Last Sunday, I got in two dives in Mōtītī Island area, and although the water wasn’t crystal clear, it was still very pleasant, with about eight metres of visibility.
The ocean never ceases to interest me after diving locally for the past fifty years plus, and I still enjoy it immensely. One dive was to a location in 27 metres, where normally, at this time of the year, it would be populated by packhorse crayfish – and plenty of them. There wasn’t one sighted, and that was covering a wide area with 12 divers.
They may have moved on, but it will be interesting to see what happens in this area in 12 months’ time, as packhorse crays are normally creatures of habit.
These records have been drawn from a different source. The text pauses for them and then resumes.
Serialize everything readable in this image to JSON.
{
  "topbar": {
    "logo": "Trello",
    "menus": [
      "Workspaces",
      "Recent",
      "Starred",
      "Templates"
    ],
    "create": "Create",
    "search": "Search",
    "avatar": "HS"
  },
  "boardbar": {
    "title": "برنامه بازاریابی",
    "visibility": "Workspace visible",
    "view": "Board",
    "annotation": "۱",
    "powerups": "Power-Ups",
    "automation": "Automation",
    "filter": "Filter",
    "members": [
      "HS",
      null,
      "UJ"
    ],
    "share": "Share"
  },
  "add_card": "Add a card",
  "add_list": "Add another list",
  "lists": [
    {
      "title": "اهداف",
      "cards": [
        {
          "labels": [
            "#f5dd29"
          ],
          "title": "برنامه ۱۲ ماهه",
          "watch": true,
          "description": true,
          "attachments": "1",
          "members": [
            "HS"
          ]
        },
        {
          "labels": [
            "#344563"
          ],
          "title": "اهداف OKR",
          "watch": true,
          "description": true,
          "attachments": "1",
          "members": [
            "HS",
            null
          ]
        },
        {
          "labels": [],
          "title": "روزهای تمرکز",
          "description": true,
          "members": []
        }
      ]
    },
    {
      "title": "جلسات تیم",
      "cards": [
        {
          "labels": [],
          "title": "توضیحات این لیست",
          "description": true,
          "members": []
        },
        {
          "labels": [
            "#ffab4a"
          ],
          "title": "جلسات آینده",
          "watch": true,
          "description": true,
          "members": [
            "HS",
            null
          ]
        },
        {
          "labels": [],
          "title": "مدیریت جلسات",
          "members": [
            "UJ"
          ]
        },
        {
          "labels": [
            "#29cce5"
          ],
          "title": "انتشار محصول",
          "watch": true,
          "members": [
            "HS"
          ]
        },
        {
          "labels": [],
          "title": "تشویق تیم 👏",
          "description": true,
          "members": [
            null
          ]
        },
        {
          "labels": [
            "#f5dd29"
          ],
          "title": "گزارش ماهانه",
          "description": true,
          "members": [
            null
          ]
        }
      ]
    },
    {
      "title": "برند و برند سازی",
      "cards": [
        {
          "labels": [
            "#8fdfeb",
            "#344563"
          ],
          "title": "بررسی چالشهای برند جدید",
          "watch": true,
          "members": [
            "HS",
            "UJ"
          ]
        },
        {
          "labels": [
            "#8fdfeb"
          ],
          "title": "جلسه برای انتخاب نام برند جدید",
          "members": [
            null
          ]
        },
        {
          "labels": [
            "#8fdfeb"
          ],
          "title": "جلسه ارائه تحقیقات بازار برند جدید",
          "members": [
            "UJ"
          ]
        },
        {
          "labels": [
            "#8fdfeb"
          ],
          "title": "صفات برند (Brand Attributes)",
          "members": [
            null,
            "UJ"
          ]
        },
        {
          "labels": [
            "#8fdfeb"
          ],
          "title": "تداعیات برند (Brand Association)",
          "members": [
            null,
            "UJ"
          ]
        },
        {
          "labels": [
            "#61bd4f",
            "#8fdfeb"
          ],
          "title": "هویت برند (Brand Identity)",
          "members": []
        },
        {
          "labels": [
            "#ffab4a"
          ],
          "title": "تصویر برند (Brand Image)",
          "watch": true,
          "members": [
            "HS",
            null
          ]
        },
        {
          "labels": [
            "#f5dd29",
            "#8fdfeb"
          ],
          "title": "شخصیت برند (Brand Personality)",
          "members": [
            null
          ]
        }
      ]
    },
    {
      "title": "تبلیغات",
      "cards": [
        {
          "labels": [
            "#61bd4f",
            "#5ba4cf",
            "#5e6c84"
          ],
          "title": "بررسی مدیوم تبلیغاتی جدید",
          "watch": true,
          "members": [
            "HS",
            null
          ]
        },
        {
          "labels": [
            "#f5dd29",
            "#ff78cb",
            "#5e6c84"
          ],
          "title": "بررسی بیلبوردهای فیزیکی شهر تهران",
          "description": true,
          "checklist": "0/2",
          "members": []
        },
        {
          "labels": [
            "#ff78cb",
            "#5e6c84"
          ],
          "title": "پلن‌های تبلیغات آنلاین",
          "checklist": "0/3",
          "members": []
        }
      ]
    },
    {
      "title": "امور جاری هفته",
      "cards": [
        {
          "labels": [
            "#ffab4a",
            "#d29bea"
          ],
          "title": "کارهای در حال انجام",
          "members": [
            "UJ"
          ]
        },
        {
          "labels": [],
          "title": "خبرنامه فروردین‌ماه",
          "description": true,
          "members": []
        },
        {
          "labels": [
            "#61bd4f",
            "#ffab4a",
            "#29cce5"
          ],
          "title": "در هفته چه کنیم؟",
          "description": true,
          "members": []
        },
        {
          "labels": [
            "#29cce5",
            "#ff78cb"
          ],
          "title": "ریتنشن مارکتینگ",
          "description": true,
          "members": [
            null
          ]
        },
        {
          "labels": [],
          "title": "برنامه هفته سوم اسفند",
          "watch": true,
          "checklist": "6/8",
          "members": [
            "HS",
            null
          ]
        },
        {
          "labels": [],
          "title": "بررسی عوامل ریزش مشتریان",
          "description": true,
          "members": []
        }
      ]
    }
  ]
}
The water temperature was 17 degrees with a definite thermocline at around fifteen metres, noticeable even through a 7mm wetsuit.
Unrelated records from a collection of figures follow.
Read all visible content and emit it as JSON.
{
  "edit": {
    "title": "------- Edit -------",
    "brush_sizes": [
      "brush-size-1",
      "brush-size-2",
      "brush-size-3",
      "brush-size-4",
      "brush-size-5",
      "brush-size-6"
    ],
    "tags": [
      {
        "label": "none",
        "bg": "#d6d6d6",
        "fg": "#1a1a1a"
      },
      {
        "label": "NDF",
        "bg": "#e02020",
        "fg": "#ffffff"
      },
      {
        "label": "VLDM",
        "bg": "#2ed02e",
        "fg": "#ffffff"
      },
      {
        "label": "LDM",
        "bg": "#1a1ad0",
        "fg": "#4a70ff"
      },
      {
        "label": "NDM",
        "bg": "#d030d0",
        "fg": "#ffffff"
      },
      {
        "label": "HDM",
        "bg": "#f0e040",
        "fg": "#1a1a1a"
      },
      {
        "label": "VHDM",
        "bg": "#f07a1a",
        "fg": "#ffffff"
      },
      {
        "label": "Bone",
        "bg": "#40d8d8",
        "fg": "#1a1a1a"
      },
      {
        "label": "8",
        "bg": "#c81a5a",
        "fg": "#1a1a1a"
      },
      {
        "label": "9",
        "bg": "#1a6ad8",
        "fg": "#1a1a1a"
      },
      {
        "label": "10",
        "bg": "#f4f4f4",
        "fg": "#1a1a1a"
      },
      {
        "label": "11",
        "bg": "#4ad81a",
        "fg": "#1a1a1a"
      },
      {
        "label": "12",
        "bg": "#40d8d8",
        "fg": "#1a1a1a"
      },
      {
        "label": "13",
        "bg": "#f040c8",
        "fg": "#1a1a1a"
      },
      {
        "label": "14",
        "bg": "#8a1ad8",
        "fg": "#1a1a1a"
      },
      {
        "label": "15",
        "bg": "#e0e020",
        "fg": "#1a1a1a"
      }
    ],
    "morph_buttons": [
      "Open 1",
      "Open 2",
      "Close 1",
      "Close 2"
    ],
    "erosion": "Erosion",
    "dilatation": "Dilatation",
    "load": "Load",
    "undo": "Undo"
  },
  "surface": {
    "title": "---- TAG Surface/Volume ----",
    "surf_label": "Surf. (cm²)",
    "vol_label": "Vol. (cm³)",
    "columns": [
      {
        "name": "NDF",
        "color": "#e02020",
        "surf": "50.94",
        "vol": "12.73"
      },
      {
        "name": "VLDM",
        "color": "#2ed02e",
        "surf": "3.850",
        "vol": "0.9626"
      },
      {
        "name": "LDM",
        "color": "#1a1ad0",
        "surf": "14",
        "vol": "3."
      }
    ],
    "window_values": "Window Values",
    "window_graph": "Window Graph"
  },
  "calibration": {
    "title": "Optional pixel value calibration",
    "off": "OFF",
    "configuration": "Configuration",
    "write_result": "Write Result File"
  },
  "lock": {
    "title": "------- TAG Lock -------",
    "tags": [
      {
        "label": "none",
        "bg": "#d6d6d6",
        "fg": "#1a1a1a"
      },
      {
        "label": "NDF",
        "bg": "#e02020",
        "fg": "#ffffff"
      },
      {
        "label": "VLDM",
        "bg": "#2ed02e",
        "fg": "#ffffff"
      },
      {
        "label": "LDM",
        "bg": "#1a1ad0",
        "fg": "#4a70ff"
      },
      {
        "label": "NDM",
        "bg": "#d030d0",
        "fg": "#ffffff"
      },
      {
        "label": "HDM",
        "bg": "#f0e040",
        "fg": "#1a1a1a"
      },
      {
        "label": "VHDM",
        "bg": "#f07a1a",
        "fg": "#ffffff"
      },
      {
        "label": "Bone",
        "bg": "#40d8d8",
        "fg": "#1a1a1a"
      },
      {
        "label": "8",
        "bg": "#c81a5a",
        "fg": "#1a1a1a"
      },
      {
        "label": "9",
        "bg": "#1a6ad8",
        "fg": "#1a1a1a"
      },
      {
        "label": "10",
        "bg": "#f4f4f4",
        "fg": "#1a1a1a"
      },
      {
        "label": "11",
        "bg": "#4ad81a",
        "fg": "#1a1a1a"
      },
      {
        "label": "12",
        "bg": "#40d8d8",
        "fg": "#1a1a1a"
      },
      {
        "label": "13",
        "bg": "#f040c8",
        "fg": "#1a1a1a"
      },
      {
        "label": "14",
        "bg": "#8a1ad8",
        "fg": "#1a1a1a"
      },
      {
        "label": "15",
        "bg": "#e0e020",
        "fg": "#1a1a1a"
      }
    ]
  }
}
The rules for deep-water species have changed. Anglers can only take two hāpuku or bass per day or a total bag of three for a multi-day trip. Photo: Grant Blair
As for the fishing: while not frequent, the trips have been positive. A spot off Papamoa that had been full of juvenile snapper produced a slightly better feed, including a nice tarakihi. Among the novice crew were a French family who contributed to a nice bag of 18 superb-eating fish.
They thoroughly enjoyed their day, which naturally made me feel much better after the slow start to the day when it was completely dead, even after using berley and pilchard ground bait combined with a nice current to spread it far and wide.
Again, despite risking sounding like an old broken record, there are still good snapper and trevally in the harbour, and yes, even though there are the odd juvenile great white and bronze whaler sharks at the Bowentown end, there are still good fish there too. You just need to be alert to any bites and retrieve your fish as fast as possible to avoid the tax collectors.
I have still not had any reports from the deep knolls regarding bluenose, hāpuku and bass, but please note the new rules that are now in place regarding these great-eating fish. I personally think the new rules are extremely generous (two hāpuku or bass per day, with an accumulated catch of three fish for multi-day trips). I always like to have some ‘voluntary’ limits on these fish anyway. Go to the MPI website to check out the new regulations, as different management areas have different rules.
All the best out there, and enjoy your fishing to the full.